Masalah lingkungan tidak selesai dengan memperlakukan undang-undang dan menyediakan dana untuk melaksanakannya. Perlu ada langka lebih lanjut yang ditetapkan dengan cara bagaimana penetapan tujuan dapat dicapai agar ditaati oleh masyarakat. Tindakan yang dilakukan oleh perseorangan sebagai anggota masyarakat kurang mempunyai arti terhadap lingkungan dan pengembangan lingkungan hidup. Hak atas lingkungan hidup yang baik dan sehat menyangkut kepentingan umum. Lingkungan sudah merupakan milik bersama (public property), sehingga tidak seorang pun boleh mencemarkannya.

Instrumen kebijaksanaan lingkungan yang perlu ditetapkan dalam peraturan perundang-undangan lingkungan demi kepastian hukum sebagai cerminan yang punya arti penting dengan hukum dan pemecahan masalah lingkungan. Misalnya kebijaksanaan pemerintah yang dimaksud pada pasal 8-10 UU Nomor 23 Tahun 1997 tentang Pengelolaan Lingkungan Hidup . Dengan demikian dalam rangka kebijaksanaan nasional pengelolaan lingkungan hidup dan penataan ruang wajib memperhatikan secara rasional dan proposional, potensi, aspirasi dan kebutuhan serta nilai-nilai yang tumbuh dan berkembang di masyarakat. Misalnya, perhatian terhadap masyarakat adat yang hidup dan kehidupannya bertumpu pada sumber daya alam yang terdapat disekitarnya.

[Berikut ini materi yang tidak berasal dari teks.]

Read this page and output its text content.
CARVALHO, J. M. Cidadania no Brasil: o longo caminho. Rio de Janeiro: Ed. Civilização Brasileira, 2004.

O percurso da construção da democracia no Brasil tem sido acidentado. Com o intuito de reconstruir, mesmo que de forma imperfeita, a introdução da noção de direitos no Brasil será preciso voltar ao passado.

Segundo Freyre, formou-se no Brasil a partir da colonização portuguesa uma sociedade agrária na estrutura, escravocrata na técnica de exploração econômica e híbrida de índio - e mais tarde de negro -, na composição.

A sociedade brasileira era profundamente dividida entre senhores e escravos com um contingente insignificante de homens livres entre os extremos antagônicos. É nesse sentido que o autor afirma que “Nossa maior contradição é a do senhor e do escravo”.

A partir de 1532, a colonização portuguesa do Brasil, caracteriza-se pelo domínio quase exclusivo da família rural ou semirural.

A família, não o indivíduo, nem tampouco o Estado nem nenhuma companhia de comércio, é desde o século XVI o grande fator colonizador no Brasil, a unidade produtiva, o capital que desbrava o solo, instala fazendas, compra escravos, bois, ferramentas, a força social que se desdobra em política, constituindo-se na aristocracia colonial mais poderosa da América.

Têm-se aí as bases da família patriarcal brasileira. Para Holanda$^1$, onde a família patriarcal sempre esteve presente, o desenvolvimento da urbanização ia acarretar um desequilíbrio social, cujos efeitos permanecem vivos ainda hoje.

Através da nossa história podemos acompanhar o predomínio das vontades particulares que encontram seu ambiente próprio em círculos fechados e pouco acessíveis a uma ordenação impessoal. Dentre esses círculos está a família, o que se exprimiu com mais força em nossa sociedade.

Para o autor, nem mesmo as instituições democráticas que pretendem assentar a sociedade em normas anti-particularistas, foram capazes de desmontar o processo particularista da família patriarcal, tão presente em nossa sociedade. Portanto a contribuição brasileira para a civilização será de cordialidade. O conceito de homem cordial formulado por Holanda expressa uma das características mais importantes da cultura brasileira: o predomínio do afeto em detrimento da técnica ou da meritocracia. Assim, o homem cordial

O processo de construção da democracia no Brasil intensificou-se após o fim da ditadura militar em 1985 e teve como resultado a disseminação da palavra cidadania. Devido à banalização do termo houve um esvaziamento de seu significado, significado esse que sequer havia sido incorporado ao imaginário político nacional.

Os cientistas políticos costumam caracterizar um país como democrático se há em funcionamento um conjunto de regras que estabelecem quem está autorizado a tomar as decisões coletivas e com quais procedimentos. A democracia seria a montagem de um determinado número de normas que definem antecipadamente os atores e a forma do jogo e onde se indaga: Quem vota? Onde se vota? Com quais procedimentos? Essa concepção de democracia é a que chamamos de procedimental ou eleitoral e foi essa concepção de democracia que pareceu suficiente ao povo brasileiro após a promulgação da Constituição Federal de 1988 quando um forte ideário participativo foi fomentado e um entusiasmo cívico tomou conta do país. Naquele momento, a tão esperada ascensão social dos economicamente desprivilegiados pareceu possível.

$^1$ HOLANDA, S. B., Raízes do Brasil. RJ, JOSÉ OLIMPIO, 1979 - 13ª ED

Saat semburan lumpur Lapindo muncul dan mengenai permukiman serta sawah-sawah penduduk, pemerintah memiliki tanggungjawab untuk mengambil langkah-langka pencegahan atas sebuah peristiwa yang dapat menyebabkan hilangnya atau kurangnya pemenuhan hak-hak warga negara yang diakui dalam Hak Asasi Manusai (HAM). Pada pasal 25 Deklarasi Umum HAM disebutkan bahwa setiap orang berhak atas taraf kehidupan yang memadai untuk kesehatan dan kesejahteraan dirinya sendiri dan keluarganya, termasuk hak atas pangan, sandang, papan dan pelayanan kesehatan, pelayanan sosial yang diperlukan, serta hak atas keamanan pada saat menganggur, sakit, cacat, ditinggalkan oleh pasanganya, usia lanjut, atau keadaan-keadaan lain yang mengakibatkan merosatnya taraf kehidupan yang terjadi diluar kekuasaanya.

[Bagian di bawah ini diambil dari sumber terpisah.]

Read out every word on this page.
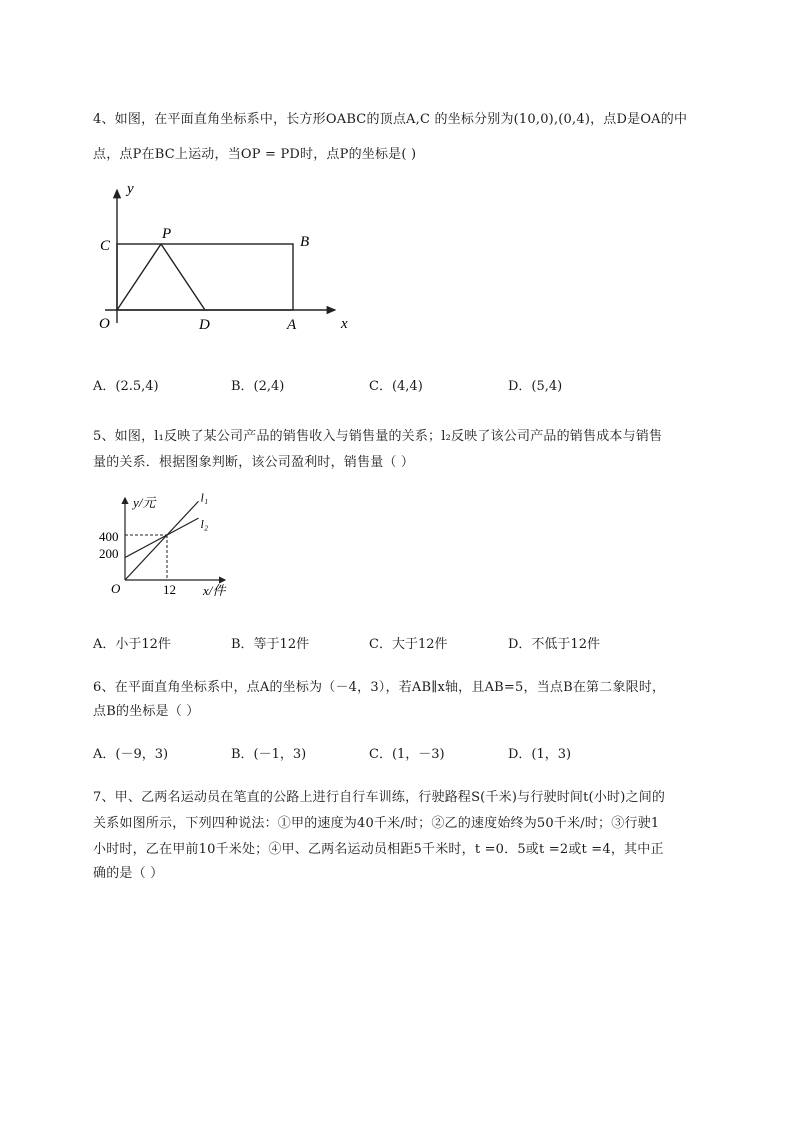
4、如图，在平面直角坐标系中，长方形OABC的顶点A,C 的坐标分别为(10,0),(0,4)，点D是OA的中
点，点P在BC上运动，当OP = PD时，点P的坐标是( )
y
x
O
C
P	B
D	A
A．(2.5,4)	B．(2,4)	C．(4,4)	D．(5,4)
5、如图，l₁反映了某公司产品的销售收入与销售量的关系；l₂反映了该公司产品的销售成本与销售
量的关系．根据图象判断，该公司盈利时，销售量（ ）
l₁
l₂
y/元
x/件
O
200
400
12
A．小于12件	B．等于12件	C．大于12件	D．不低于12件
6、在平面直角坐标系中，点A的坐标为（－4，3），若AB∥x轴，且AB=5，当点B在第二象限时，
点B的坐标是（ ）
A．(－9，3)	B．(－1，3)	C．(1，－3)	D．(1，3)
7、甲、乙两名运动员在笔直的公路上进行自行车训练，行驶路程S(千米)与行驶时间t(小时)之间的
关系如图所示，下列四种说法：①甲的速度为40千米/时；②乙的速度始终为50千米/时；③行驶1
小时时，乙在甲前10千米处；④甲、乙两名运动员相距5千米时，t =0．5或t =2或t =4，其中正
确的是（ ）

Pasal 6 UU Nomor 39 Tahun 1999 tentang Hak Asasi Manusia disebutkan “setiap manusia mempunyai hak untuk hidup yang melekat pada dirinya. Hak ini harus dilindungi oleh hukum. Tidak seorang pun dapat merampas hak hidupnya secara sewenang-wenang”.

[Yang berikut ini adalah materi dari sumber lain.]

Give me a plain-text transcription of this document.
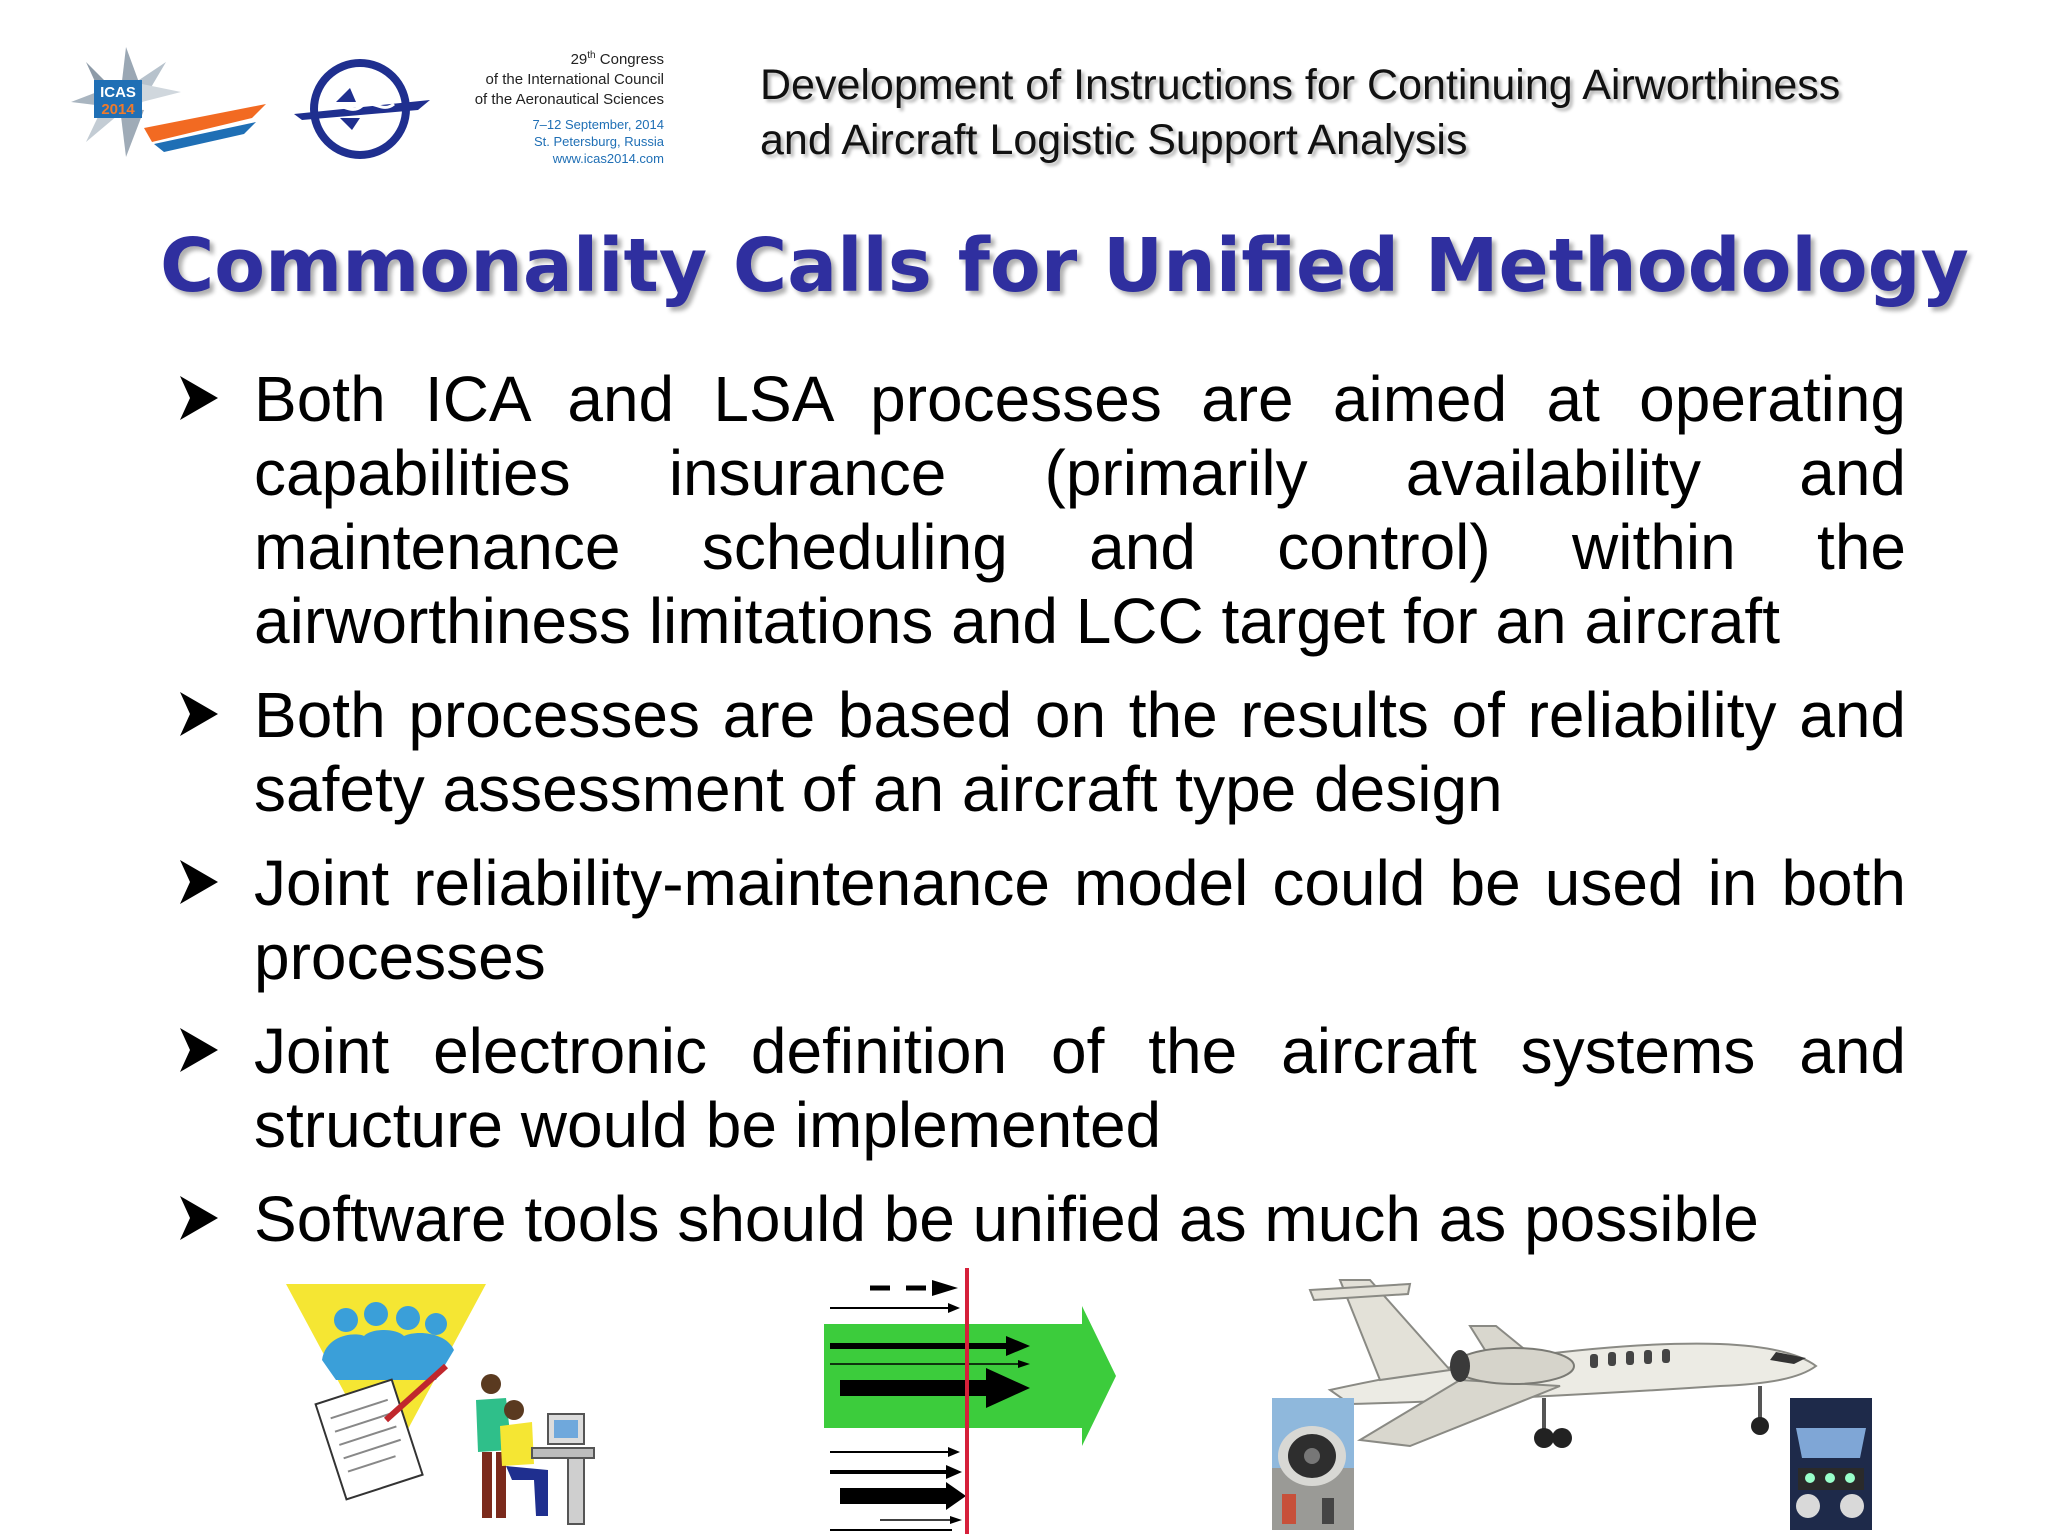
ICAS
2014
29th Congress
of the International Council
of the Aeronautical Sciences
7–12 September, 2014
St. Petersburg, Russia
www.icas2014.com
Development of Instructions for Continuing Airworthiness
and Aircraft Logistic Support Analysis
Commonality Calls for Unified Methodology
Both ICA and LSA processes are aimed at operating capabilities insurance (primarily availability and maintenance scheduling and control) within the airworthiness limitations and LCC target for an aircraft
Both processes are based on the results of reliability and safety assessment of an aircraft type design
Joint reliability-maintenance model could be used in both processes
Joint electronic definition of the aircraft systems and structure would be implemented
Software tools should be unified as much as possible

Pola tindakan penanganan yang dilakukan pemerintah terhadap masalah lumpur Lapindo dengan Peraturan Presiden Nomor 14 Tahun 2007. Sementara itu Walhi mengajukan gugatan terhadap kasus lumpur Lapindo pada pengadilan negeri setempat. Dapat dilihat sebagai sesuatu yang esensial (life esensial) terhadap kehidupan manusia (existence of human being) yang hidup disekitar. Yang pada hakekatnya esensi lingkungan hidup itu, berkaitan dengan mata rantai kehidupan ekologi, ekonomi, kesehatan serta masa depan sosial masyarakat disekitar wilayah tersebut.

Ke depan, pemerintah segera mengkaji ulang seluruh peraturan perundang-undangan yang terkait dengan eksplorasi dan eksploitasi sumber daya mineral dan menempatkan keselamatan dan kesejahteraan rakyat serta lingkungan hidup yang berkelanjutan.